One of my constant pain point with all distributed data stores is that it's really hard to find out how they behave if something breaks. Be it the network, local storage and so on. How do I find out what's wrong? Are there guides on how to fix a problem? What happens if I lost more nodes than required to automatically recover? How does backup and restore work? Any estimates on how long a restore will take? Are there failure modes that I should monitor for that might be non-obvious? This is mostly the operations side, but personally I would never use something I don't understand enough to have a good feeling of how the system works beneath the shiny surface.
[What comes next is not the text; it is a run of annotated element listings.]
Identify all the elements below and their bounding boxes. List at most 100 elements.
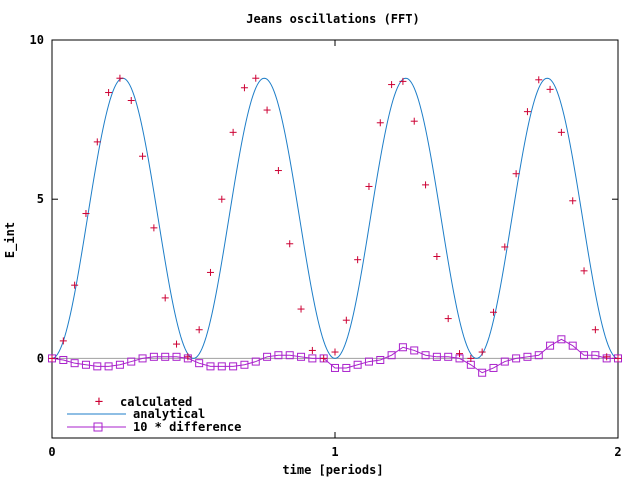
difference-point	[568, 341, 577, 350]
calculated-point	[308, 346, 316, 354]
calculated-point	[173, 340, 181, 348]
difference-point	[512, 354, 521, 363]
legend-calculated-marker: +	[95, 394, 103, 410]
calculated-point	[150, 224, 158, 232]
calculated-point	[105, 89, 113, 97]
difference-point	[331, 363, 339, 372]
chart-title: Jeans oscillations (FFT)	[246, 12, 419, 26]
calculated-point	[523, 108, 531, 116]
calculated-point	[512, 170, 520, 178]
calculated-point	[535, 76, 543, 84]
difference-point	[376, 355, 385, 364]
calculated-point	[410, 117, 418, 125]
difference-point	[104, 362, 113, 371]
difference-point	[387, 351, 396, 360]
difference-point	[353, 360, 362, 369]
calculated-point	[263, 106, 271, 114]
tick-labels: 0 1 2 0 5 10	[30, 33, 622, 459]
difference-point	[93, 362, 102, 371]
calculated-point	[546, 85, 554, 93]
difference-point	[161, 352, 170, 361]
calculated-point	[206, 268, 214, 276]
calculated-point	[116, 74, 124, 82]
difference-point	[195, 359, 204, 368]
difference-point	[478, 368, 487, 377]
x-axis-label: time [periods]	[282, 463, 383, 477]
difference-point	[591, 351, 600, 360]
difference-point	[489, 363, 498, 372]
y-tick-label: 10	[30, 33, 44, 47]
difference-point	[398, 343, 407, 352]
difference-point	[364, 357, 373, 366]
difference-point	[229, 362, 238, 371]
difference-point	[546, 341, 555, 350]
difference-point	[138, 354, 147, 363]
calculated-point	[139, 152, 147, 160]
calculated-point	[580, 267, 588, 275]
difference-point	[557, 335, 566, 344]
calculated-point	[557, 128, 565, 136]
y-axis-label: E_int	[3, 222, 18, 258]
calculated-point	[342, 316, 350, 324]
calculated-point	[422, 181, 430, 189]
calculated-point	[297, 305, 305, 313]
calculated-point	[286, 240, 294, 248]
calculated-point	[376, 119, 384, 127]
legend-difference-marker	[93, 422, 103, 432]
difference-point	[534, 351, 543, 360]
calculated-point	[388, 81, 396, 89]
calculated-point	[320, 354, 328, 362]
difference-point	[59, 355, 68, 364]
axes	[51, 39, 619, 439]
series	[48, 74, 622, 377]
difference-point	[206, 362, 215, 371]
x-tick-label: 2	[614, 445, 621, 459]
difference-point	[81, 360, 90, 369]
calculated-point	[184, 353, 192, 361]
calculated-point	[195, 326, 203, 334]
calculated-point	[229, 128, 237, 136]
calculated-point	[501, 243, 509, 251]
calculated-point	[82, 210, 90, 218]
legend-analytical-label: analytical	[133, 407, 205, 421]
calculated-point	[93, 138, 101, 146]
difference-point	[500, 357, 509, 366]
difference-point	[127, 357, 136, 366]
difference-point	[172, 352, 181, 361]
difference-line	[51, 338, 618, 374]
calculated-point	[48, 354, 56, 362]
difference-point	[274, 351, 283, 360]
calculated-point	[489, 308, 497, 316]
calculated-point	[331, 348, 339, 356]
calculated-point	[444, 315, 452, 323]
calculated-point	[127, 96, 135, 104]
difference-point	[308, 354, 317, 363]
calculated-point	[161, 294, 169, 302]
calculated-point	[569, 197, 577, 205]
calculated-point	[603, 353, 611, 361]
calculated-point	[467, 354, 475, 362]
y-tick-label: 5	[37, 192, 44, 206]
calculated-point	[71, 281, 79, 289]
calculated-point	[614, 354, 622, 362]
difference-point	[240, 360, 249, 369]
difference-point	[342, 363, 351, 372]
calculated-point	[478, 348, 486, 356]
difference-point	[523, 352, 532, 361]
calculated-point	[240, 84, 248, 92]
x-tick-label: 0	[48, 445, 55, 459]
difference-point	[70, 359, 79, 368]
calculated-point	[218, 195, 226, 203]
calculated-point	[433, 253, 441, 261]
calculated-point	[252, 74, 260, 82]
plot-frame	[51, 39, 619, 439]
difference-point	[297, 352, 306, 361]
calculated-point	[354, 256, 362, 264]
difference-point	[580, 351, 589, 360]
calculated-point	[365, 182, 373, 190]
calculated-point	[456, 350, 464, 358]
analytical-line	[51, 77, 619, 359]
legend: + calculated analytical 10 * difference	[67, 394, 241, 434]
calculated-point	[399, 77, 407, 85]
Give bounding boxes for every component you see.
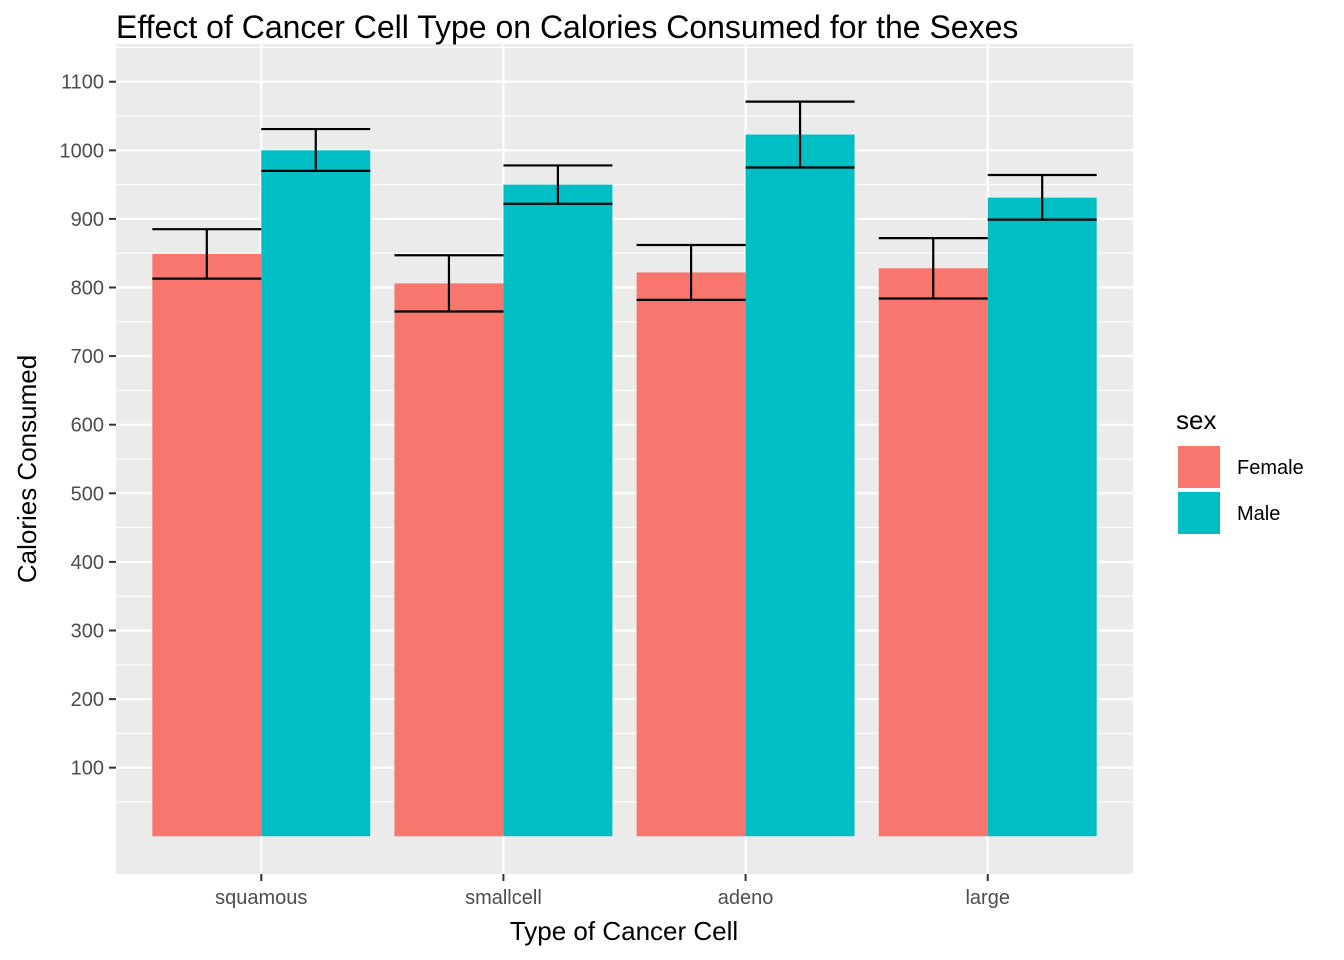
bar-female-adeno — [636, 272, 746, 837]
y-tick-label: 1000 — [60, 140, 105, 162]
legend-items: Female Male — [1176, 444, 1304, 536]
bar-female-smallcell — [394, 283, 504, 837]
legend-key-male — [1176, 490, 1222, 536]
legend-label-female: Female — [1237, 457, 1304, 479]
legend-label-male: Male — [1237, 503, 1280, 525]
y-tick-label: 400 — [71, 552, 104, 574]
y-tick-label: 100 — [71, 758, 104, 780]
x-tick-label: squamous — [215, 887, 307, 909]
y-tick-label: 500 — [71, 483, 104, 505]
y-axis-title: Calories Consumed — [12, 355, 42, 583]
y-tick-label: 1100 — [61, 72, 104, 94]
y-tick-label: 200 — [71, 689, 104, 711]
y-tick-label: 700 — [71, 346, 104, 368]
y-tick-label: 800 — [71, 278, 104, 300]
bars — [152, 134, 1097, 837]
y-tick-label: 300 — [71, 620, 104, 642]
x-tick-label: large — [965, 887, 1009, 909]
chart-title: Effect of Cancer Cell Type on Calories C… — [116, 9, 1018, 45]
y-tick-label: 600 — [71, 415, 104, 437]
axes: 100 200 300 400 500 600 700 800 900 1000 1100 squam… — [60, 72, 1010, 909]
error-bars — [152, 100, 1097, 313]
x-axis-title: Type of Cancer Cell — [510, 916, 738, 946]
bar-male-squamous — [261, 150, 371, 837]
x-tick-label: adeno — [718, 887, 774, 909]
bar-female-squamous — [152, 253, 262, 837]
bar-male-smallcell — [503, 184, 613, 837]
bar-male-adeno — [745, 134, 855, 837]
legend-key-female — [1176, 444, 1222, 490]
y-tick-label: 900 — [71, 209, 104, 231]
legend-title: sex — [1176, 405, 1216, 435]
legend: sex Female Male — [1176, 405, 1304, 536]
bar-male-large — [987, 197, 1097, 837]
bar-female-large — [878, 268, 988, 837]
x-tick-label: smallcell — [465, 887, 542, 909]
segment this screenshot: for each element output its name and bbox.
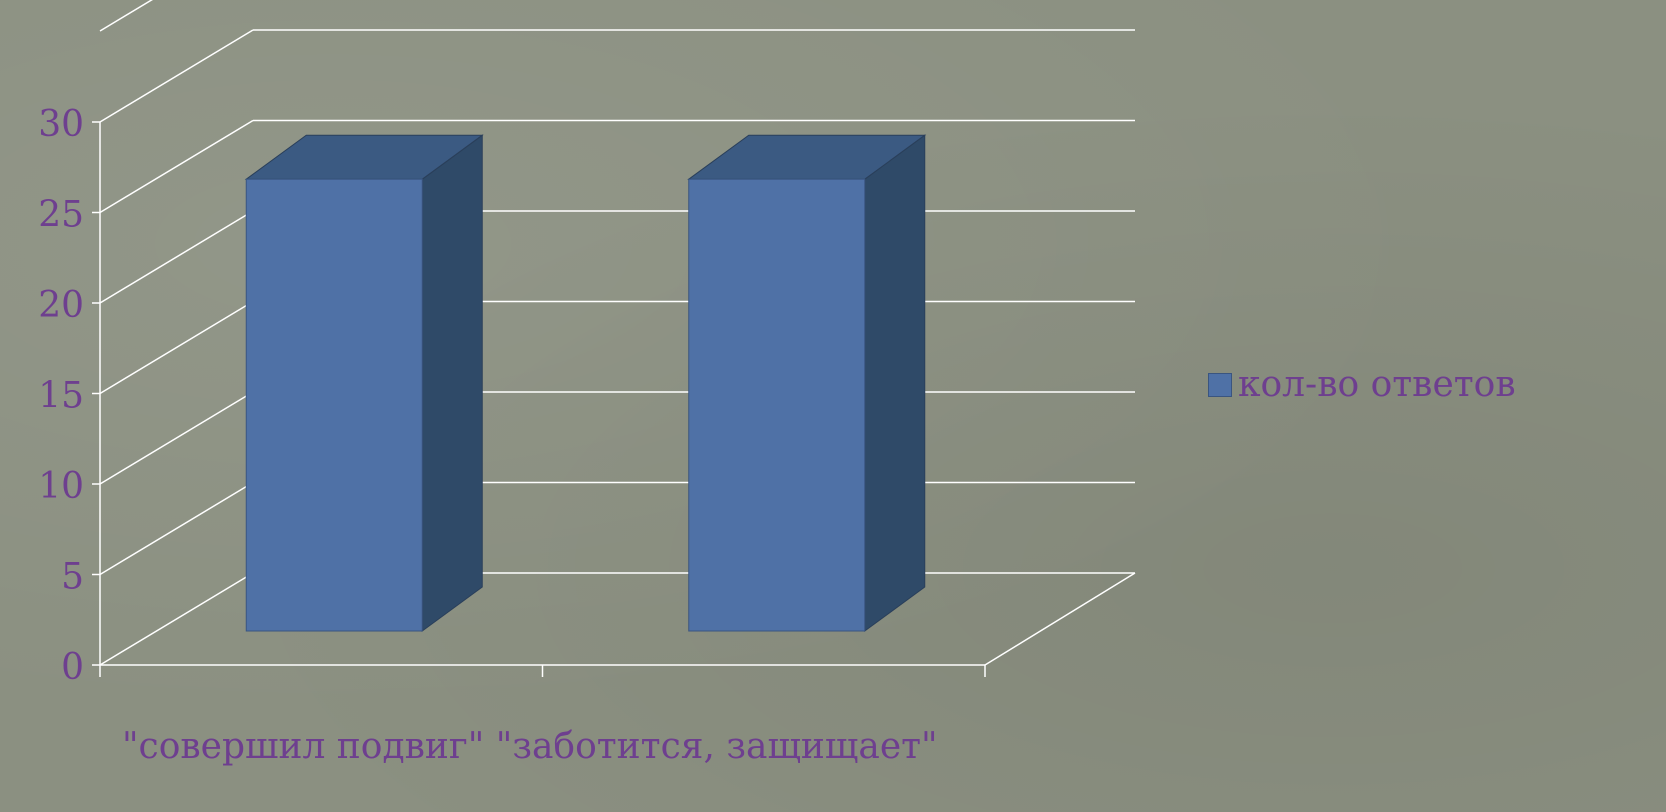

And of course there's the application side: With SQL and EXPLAIN, I can usually see bottlenecks. I have a latent fear that performance with distributed systems suddenly tanks if some structure is suddenly split across nodes for example.

zzzcpan7y ago

Yeah, operations is something nobody talks about.

realreality7y ago

- transaction size and duration limitations. I can almost understand the limitation on large write transactions, but the same size limitation applies to read transactions. If you’re doing a large range read, you may not know whether your range will reach the 10MB limit, and thus raise an exception.

- the storage backends seem less impressive than the marketing leads you to believe. The default memory backend is obviously too limited to use in production, and the “ssd” backend turns out just to be built on top of the Btree code from SQLite. Besides that, the documentation warns against using the ssd backend on macOS. Isn’t that a bit strange, considering who owns foundationdb??

- while testing, I found that it was impossible to shrink a cluster. If you add a second storage node just to test that the distributed stuff works correctly, you can’t reduce it back to a single node without destroying the entire database and starting over. If it’s possible to run everything on one node, it should be possible to shrink a cluster back to a single node.

- the storage backends have a crazy amount of write amplification (something like 3x, according to the docs). The foundationdb folks should focus on improving the underlying storage, for instance by building on lmdb or RocksDB or something. For my toy app, I abstracted my data access to use either lmdb (for local testing) or foundationdb (for production), but I ultimately ended up just using lmdb because I didn’t want to deal with fdb’s limitations and operational unknowns.

- another weird fdb limitation: the best single threaded latency you’ll get is supposedly around 1ms for small reads. The docs suggest you can achieve much better performance by scaling the cluster and number of clients. That may be true, but some applications may want high single-threaded performance. (Something like lmdb can achieve tens of thousands of reads per second)

jared25017y ago

On shrinking a cluster: you'll want to use the fdbcli to "exclude" nodes. Should be pretty straight forward (search the docs for the word "exclude").

On write amplification: a factor of 3x is not actually that unusual. The default RocksDB size amplification is 2x, and I've seen performant LSM trees with about 3x write amplification.

On the single threaded bottleneck: this is an inherent issue you have when you put your database over a network connection. LMDB can do 10k/100k+ reads/sec on a single thread since it's just doing syscalls. As soon as you start to need to distribute your database across more than 1 machine you start to need to parallelize you work for high throughput.